How to Pitch a Business Plan like a Story

  1. Explain Why YOU: People invest in people, not ideas. So give the judges or audience a sense of why you’re the right person. llustrate your committment, knowledge, and expertise. How many years have you been at this? How has your life experience prepared you for this endeavor? Show the judges that you are real, genuine, and passion-driven.
  2. Don’t Over-Describe the Problem: Most of us are aware of the overwhelming and intractable problems out there. Unless you’ve got a really unique take or identify a completely overlooked problem…don’t devote more than one slide (90 seconds) on this topic. The more targeted you can be here the better – e.g. “poverty” versus “18-25 year olds in urban communities with untapped talent and potential who seek job opportunities.”
  3. Present a Focused Solution: This is what everybody’s waiting for. A simple yet elegant idea for a better mousetrap. The more tangible and clear your product or service can be the better. Most important – Why are you distinctively positioned to deliver this solution? Think really hard here…the “competitive advantage” question is one that I see teams fail to really address again and again. Don’t let a naive answer undermine your perception of credibility.
  4. Make it Real: Describe how this is more than just an “idea”. Have you beta-tested the product? Run a demonstration project? Any evidence that there is both a need and demand for your solution? Let people know that you have already begun to experiment with implementation, and have some real on-the-ground experience and lessons learned to date. If so, share them.
  5. Find the Emotional Hook: People buy based on emotion and then justify through logic. So how will you get your audience to self-identify with your message? What is it about your business idea that they can personally relate to?
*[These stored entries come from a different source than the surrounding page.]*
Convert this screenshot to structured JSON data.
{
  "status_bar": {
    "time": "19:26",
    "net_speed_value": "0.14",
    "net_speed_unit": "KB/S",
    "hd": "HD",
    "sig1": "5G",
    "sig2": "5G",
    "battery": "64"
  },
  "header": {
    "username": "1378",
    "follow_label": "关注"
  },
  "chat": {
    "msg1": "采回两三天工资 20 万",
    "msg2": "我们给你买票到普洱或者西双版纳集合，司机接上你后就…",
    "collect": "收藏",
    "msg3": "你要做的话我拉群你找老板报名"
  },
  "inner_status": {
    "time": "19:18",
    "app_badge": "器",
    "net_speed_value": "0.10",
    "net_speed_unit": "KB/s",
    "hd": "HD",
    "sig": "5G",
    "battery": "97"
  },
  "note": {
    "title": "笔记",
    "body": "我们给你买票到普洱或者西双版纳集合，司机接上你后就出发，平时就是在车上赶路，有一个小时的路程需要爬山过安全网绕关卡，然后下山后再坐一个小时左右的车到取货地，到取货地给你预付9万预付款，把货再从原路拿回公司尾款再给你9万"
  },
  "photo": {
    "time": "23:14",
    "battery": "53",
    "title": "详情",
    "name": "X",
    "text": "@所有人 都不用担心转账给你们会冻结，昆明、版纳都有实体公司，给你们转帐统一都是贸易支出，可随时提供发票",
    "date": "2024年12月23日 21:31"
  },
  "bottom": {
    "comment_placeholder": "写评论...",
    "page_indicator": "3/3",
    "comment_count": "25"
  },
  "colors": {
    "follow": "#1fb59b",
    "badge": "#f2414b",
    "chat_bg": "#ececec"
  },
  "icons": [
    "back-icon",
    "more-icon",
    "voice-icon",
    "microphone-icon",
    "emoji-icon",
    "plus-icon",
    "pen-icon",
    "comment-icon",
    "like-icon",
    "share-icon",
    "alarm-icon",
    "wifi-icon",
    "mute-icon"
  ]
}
In order to find the emotional hook, begin with basic ego needs – who benefits from a transaction with your solution? Does it include any intangible benefits such as “status/prestige”, “feeling good”, or “belonging to something meaningful”?
  6. Justify Your Model of Change: Since this is a business plan competition for social entrepreneurs, you’ve got to justify how your idea will generate social change. Get specific. How will launching a fair-trade business in Asia really alleviate poverty? More than superlatives, judges want to know how you will move the needle on this issue. What kind of social return on investment is generated – and can you substantiate it?
  7. Describe the Critical Path: Show how you are ready to hit the ground running. Now that you’ve convinced people about the idea and the team, you need to build the judge’s confidence that know how to implement. Say you win the $100K prize, what will you do with this money? Describe your plans, including why you’ve chosen to prioritize certain expenses. How you plan to spend the prize money is DIFFERENT than your start-up or first year budget. You need to present both. Describe short-term milestones, and why these activities are key in scaling the business.
  8. Remain Optimistic yet Humble: Conclude with a passionate plea for why you deserve to win the prize – and what great impact can come out of your work. Don’t be afraid to discuss your remaining concerns or vulnerabilities – it shows a great deal of maturity and perspective. And lastly, reiterate your commitment to this idea, regardless of whether you win the prize. There are plenty of other potential sources of funding and support out in the audience.

P.S. With just 15 minutes to make your pitch, PLEASE no more than 10 slides. You’d be amazed how many teams think they can get through 30-40 slides!

P.S.S. It all comes down who can tell the most believable story. Make sure you’ve assembled the pieces to present a coherent and compelling storyline that makes your idea come to life.